November 10 2020  |  Aviation Trends

Resilience and planning

By Rick Lundstrom

This is a special feature from PAX International's October 2020 digital edition.

Jim Ball, IFSA, President

The pandemic that engulfed commercial aviation at the beginning of the year has not stopped the International Flight Services Association’s executive committee and association management firm, The Kellen Company, from shoring up its membership base and fighting for the industry’s survival in the halls of US Congress.

In some ways, they can claim a measure of success. The Coronavirus Aid, Relief, and Economic Security Act (CARES) passed early in the year threw a lifeline to airline caterers and suppliers in the United States. The US$3 billion allocated for companies that play a vital role in the country’s aviation infrastructure offered some breathing room at a critical time. Though the year isn’t over, and much uncertainty still rules the sky, IFSA President Jim Ball continues to stress the importance of industry advocacy and assuring that the association provides value to members when they arguably need it most.

“It is probably the one thing that saved a number of us,” says Ball, referring to CARES. Ball is also Vice President of Sales and Service at Flying Food Group. “Because our financials are just staggeringly off.”

As the year comes to a close, IFSA can point to some noticeable improvements. Airline membership in the group has increased 20 percent to 32 carriers. Fourteen caterers are now IFSA members along with the US rail carrier Amtrak. While supplier membership has dropped by nearly 30 member companies to 62, APEX and IFSA are working on incentives with an eye toward getting back to normalcy in 2021.

With live conference planning on the back burner for now, IFSA is working to make its association infrastructure more appealing to airline membership. The bylaws that govern the activities of the group’s Executive Committee have been changed to limit the time of commitment of any member who wishes to take part. Before, Ball says, members would take positions such as Secretary and Treasurer, working their way to eventually becoming President. It was a long process, requiring up to 13 years before finally becoming a Past President and taking a three-year term on the Board of Directors. Now, the President position will be held for only one year, reducing the commitment time to five to six years.

“To get someone to commit to 13 years, particularly on the airline side is almost impossible given the amount of activity and movement we see in positions,” Ball says. With the process time cut down, Ball says he sees the possibility of more airline members committing to time on the IFSA Executive Committee.

Among the most active segments of the Association has always been the IFSA Government Affairs Committee. With the representing group lobbyist in Washington keeping an eye on regulations governing food and beverage service, the Committee has been crafting a document for the Food Safety Modernization Act (FSMA) that would apply specifically to airline catering, a unique subset of the overall food and beverage service industry.

Ball says the new document will reflect airline catering with recommendations that are more “process driven” than “ingredient driven.” IFSA sees airline catering fitting somewhere between restaurant food preparation and food manufacturing. The new 140 page document issued this past year will be incorporated into the IFSA World Food Safety Guidelines.

IFSA is also working closely with its newly-formed counterpart, the Airline Catering Association (ACA) in Brussels, on a second set of guidelines for catering in the post COVID-19 world. The two groups are drafting recommendations for the World Health Organization (WHO) and the Centers for Disease Control and Prevention (CDC) that will give guidance to airlines and caterers. Hammering down guidelines in a fast changing business environment presents a moving target to the two associations. Ball says companies that access the guidelines will be given Internet links and direction to sites that help users stay abreast of any of the changes in the future.

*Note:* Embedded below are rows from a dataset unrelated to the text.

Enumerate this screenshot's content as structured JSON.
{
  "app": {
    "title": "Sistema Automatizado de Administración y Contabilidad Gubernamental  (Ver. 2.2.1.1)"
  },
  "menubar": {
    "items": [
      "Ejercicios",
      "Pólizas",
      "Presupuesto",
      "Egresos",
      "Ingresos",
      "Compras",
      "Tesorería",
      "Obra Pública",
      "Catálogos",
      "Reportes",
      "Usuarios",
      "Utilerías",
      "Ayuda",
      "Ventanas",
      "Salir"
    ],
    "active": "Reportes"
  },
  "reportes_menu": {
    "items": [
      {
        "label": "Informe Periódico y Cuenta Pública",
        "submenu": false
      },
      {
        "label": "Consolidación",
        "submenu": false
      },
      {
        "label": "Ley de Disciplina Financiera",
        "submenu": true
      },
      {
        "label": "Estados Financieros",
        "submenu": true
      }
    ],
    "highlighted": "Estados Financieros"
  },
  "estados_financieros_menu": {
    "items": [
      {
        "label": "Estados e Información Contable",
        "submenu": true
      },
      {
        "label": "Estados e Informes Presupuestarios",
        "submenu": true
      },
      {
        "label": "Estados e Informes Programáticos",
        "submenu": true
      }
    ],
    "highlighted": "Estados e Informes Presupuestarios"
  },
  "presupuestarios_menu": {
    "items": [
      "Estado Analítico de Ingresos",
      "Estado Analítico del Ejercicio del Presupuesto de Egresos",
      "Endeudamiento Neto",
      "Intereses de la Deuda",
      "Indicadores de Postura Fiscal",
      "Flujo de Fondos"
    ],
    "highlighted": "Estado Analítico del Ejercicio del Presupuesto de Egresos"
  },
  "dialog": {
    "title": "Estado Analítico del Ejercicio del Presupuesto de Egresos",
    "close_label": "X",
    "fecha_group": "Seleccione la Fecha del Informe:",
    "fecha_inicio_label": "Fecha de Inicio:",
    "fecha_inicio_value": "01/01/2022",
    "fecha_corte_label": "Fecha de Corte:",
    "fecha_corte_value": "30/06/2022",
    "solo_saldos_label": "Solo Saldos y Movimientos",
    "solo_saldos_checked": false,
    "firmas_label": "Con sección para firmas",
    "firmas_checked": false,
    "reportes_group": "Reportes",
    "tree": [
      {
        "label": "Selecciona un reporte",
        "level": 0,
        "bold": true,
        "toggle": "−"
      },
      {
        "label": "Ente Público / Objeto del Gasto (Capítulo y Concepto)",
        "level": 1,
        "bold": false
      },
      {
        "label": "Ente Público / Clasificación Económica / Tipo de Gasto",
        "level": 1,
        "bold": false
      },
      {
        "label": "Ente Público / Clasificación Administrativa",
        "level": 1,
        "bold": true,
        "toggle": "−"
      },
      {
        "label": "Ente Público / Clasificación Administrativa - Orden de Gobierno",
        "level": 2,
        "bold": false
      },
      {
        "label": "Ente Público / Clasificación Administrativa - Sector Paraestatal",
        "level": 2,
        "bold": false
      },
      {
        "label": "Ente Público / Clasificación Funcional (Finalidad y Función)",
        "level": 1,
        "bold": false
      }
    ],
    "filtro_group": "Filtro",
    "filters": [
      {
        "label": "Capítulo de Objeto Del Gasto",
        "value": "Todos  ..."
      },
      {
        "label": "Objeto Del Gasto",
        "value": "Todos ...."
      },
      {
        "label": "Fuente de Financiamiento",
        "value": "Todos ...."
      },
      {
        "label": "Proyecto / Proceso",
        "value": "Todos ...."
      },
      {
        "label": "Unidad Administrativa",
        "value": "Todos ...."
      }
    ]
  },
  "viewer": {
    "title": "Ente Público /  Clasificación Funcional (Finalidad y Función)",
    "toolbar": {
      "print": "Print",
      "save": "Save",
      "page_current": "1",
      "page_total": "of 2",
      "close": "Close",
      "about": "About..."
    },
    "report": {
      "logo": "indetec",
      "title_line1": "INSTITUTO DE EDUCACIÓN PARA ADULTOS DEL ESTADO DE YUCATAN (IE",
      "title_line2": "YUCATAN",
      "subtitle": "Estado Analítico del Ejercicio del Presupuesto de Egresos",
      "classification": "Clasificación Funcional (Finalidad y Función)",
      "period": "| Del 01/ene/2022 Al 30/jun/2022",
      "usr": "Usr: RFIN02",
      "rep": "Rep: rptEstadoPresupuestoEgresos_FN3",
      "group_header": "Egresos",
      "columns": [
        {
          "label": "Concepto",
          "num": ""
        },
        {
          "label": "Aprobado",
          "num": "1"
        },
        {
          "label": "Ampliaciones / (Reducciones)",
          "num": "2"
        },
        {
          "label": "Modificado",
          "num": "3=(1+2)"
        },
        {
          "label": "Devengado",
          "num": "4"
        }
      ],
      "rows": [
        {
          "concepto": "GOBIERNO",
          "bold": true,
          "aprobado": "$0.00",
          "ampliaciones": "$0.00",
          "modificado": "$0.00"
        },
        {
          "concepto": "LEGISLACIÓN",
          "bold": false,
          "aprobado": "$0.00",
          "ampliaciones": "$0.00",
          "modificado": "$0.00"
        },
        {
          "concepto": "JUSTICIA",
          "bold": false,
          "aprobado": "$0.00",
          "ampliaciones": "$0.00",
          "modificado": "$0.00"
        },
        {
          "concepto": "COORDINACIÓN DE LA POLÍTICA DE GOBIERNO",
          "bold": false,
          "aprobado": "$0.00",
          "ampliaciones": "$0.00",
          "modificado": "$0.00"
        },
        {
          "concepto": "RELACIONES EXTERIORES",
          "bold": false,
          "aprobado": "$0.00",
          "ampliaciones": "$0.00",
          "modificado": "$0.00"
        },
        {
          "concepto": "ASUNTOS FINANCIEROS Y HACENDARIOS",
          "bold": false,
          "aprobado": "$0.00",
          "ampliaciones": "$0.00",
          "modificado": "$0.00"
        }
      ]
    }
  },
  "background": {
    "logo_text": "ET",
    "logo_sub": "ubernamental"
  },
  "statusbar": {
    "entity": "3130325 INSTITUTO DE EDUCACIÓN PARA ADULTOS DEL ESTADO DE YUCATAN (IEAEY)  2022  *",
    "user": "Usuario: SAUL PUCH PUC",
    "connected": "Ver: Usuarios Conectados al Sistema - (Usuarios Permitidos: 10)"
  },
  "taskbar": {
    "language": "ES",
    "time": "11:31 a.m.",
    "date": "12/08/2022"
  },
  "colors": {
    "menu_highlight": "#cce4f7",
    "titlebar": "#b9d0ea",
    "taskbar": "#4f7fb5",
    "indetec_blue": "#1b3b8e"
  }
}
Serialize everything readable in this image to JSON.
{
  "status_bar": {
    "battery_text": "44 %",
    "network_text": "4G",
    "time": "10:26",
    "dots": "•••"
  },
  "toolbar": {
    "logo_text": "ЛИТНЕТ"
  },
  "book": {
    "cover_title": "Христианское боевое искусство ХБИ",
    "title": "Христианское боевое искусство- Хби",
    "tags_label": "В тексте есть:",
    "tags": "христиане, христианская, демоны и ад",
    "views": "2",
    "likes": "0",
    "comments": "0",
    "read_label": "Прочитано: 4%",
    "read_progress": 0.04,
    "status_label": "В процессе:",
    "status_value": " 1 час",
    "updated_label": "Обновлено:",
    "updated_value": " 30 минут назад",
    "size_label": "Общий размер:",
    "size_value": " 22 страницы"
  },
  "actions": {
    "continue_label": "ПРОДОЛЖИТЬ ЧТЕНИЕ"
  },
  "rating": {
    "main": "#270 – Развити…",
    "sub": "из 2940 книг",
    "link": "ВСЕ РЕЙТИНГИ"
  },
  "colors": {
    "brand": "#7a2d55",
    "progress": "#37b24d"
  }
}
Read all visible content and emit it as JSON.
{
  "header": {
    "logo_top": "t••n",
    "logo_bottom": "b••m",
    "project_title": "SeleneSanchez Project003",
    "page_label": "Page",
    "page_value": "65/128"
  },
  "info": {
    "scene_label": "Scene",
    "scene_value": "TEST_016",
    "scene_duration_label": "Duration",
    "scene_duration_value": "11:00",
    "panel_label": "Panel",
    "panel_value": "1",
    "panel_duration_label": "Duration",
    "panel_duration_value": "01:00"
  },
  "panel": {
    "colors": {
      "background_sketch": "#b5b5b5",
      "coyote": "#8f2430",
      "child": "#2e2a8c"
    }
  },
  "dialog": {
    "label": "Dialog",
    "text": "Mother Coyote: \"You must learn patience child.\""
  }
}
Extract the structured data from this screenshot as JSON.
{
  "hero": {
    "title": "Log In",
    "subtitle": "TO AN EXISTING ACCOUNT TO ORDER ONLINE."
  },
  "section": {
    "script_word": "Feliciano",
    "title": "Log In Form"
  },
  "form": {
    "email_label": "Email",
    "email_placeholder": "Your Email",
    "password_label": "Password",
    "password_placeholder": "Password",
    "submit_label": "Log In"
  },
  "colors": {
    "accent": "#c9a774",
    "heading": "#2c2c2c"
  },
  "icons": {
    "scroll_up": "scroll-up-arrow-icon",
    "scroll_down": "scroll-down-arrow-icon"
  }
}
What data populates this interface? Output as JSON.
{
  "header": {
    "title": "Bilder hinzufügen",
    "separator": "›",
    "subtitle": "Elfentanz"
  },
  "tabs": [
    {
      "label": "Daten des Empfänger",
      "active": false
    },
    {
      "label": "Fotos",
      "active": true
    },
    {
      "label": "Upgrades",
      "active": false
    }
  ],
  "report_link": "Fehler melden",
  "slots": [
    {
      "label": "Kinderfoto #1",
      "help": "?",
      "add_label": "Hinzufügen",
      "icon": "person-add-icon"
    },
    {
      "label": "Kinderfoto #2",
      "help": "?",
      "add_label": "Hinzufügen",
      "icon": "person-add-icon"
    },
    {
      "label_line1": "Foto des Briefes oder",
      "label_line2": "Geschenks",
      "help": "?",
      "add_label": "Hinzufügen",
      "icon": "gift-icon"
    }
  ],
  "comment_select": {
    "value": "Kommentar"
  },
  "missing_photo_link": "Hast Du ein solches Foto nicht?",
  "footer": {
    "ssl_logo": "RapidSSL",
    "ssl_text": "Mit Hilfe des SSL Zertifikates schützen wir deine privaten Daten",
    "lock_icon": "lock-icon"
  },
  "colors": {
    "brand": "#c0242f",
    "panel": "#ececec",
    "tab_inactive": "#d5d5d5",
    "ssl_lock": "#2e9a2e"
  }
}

In 2020 the IFSA Foundation is noting is 20th year since inception. In that time, US$1.3 million in scholarships have been given to a total of 275 students. Though donors have understandably fallen by 25 to 30 percent this year, Ball says IFSA still anticipates donations this year of approximately US$141,000 to 30 students.

IFSA will be part of the virtual event planned with APEX and the Future Travel Experience December 8 and 9. With the three groups together, they represent every segment of the travel experience, from airport to cabin interior products to food service. IFSA members will have complimentary access to the virtual show floor and discussion, while IFSA will receive the brand recognition that will help the association move ahead with one of its most important goals.

“We have always had a goal with an international aspiration, but I do not think our supplier base would support international shows or expos because it is too difficult for out supplier base to show internationally,” Ball says. “But with APEX it gives some recognition and branding at international events.”